第18章 アンケート回 松怪奇譚〜追〜
「べつにいいんだよ?兄弟や他人に嘘をついても。お前がそうしたいならさ。でもな…」
弟のボサボサな頭をポンと撫で、一言。
「自分には嘘つくなよ?」
「…嘘なんか、ついてないっ」
「あ、そう。じゃあ俺がカラ松と十四松見つけ出して、ご褒美にゆめ美ちゃんとディープキスしながら混浴でイチャコラしてもいいわけ?」
「だから、す、好きにすればいいだろ!おれには、関係ないっ!!」
プイとそっぽ向いた猫松のほっぺを、おそ松はからかうように指でぷにぷにする。
「なにムキになってんだよぉいちまっちゃーん?ただの冗談じゃーん?あれぇ?ムキになるってことはもしかして……っておい!置いてくなって!」
カァッと顔が熱くなった一松は、兄の手を払いのけてスタスタとロビーへ戻って行く。
(おそ松兄さんに何がわかんだよっ!!)
嘘だか何だか知らないけど、クソな自分にはどうすることも出来ない。クソにはゆめ美を好きになる資格なんてない。クソがクソを自覚し、なるべく人に迷惑をかけぬよう、ひっそりと一人で生きているならそれでいいだろべつに——と、ネガティブモードになっていくと、胸の中に行くあてのないモヤモヤとした感情が溢れ出す。
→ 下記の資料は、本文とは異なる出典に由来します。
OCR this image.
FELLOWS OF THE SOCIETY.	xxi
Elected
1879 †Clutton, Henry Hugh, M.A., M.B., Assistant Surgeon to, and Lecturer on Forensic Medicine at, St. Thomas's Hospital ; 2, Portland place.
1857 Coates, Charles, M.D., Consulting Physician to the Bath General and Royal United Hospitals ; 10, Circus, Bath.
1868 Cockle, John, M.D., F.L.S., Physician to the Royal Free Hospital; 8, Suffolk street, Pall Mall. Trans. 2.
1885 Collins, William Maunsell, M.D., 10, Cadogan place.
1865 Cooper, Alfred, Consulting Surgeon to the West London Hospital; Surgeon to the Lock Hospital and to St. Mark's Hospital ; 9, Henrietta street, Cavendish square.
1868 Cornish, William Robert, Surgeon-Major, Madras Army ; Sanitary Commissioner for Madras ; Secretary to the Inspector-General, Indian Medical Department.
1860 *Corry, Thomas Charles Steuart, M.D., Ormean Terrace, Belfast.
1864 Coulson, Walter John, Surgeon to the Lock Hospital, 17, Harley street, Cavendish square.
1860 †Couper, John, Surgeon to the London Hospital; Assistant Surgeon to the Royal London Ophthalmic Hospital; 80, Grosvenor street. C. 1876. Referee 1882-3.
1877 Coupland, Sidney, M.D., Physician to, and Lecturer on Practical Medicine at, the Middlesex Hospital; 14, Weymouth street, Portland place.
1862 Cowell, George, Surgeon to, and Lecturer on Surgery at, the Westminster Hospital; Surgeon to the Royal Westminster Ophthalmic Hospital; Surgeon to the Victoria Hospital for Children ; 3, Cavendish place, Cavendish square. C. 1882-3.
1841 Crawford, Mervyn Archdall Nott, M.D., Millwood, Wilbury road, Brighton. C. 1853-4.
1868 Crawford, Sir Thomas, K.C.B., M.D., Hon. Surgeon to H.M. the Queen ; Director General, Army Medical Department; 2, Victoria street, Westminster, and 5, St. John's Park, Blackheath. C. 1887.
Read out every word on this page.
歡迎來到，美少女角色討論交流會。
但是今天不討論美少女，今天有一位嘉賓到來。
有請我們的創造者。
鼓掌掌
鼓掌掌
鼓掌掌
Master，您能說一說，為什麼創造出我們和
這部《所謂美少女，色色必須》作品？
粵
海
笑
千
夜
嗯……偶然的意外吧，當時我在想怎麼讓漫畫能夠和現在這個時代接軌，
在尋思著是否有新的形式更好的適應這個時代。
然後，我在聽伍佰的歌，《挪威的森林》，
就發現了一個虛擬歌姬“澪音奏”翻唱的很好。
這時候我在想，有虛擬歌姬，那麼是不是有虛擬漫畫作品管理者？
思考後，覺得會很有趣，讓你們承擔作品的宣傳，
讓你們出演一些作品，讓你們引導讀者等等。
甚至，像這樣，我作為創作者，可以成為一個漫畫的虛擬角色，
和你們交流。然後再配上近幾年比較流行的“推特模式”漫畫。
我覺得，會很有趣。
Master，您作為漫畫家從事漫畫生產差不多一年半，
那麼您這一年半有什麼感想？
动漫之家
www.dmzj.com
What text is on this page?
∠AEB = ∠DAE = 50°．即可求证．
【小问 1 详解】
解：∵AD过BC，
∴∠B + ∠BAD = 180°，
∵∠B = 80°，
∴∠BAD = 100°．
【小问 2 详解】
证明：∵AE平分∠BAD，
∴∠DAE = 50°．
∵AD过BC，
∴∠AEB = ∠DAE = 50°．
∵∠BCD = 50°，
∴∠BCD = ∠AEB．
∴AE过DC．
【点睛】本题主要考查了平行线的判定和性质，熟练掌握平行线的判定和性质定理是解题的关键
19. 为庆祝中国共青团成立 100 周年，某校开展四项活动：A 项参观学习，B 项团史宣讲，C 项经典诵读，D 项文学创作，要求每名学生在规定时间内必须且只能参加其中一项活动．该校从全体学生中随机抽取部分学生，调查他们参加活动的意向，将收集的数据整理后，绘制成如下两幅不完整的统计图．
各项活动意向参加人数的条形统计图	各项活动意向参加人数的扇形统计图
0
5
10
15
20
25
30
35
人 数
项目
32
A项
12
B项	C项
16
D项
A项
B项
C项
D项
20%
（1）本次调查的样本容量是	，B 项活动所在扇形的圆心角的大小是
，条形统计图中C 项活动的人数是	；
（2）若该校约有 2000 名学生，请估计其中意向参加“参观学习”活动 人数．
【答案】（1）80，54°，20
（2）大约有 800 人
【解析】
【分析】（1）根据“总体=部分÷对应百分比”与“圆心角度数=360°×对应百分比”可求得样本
(嘘つくなって?じゃあ、『人類最強のクソですけど毎日かまってそして可愛がってくださいよろしくニャー』とでもあいつに言えって?)
自分を偽らないまっさらな心は、兄弟一寂しがりやな甘えんぼだった…。
(……え?なに今の?今のなに?おれこんなこと思ってたの!?なんだこのキャラ!?万死に値すんだよぉぉおおお!!!!)
飽くなき自虐徹夜コースに入りかけたところで、一松は自分の置かれている状況を思い出した。
兄弟二人が失踪したのに、呑気にネガティブしてる場合ではない。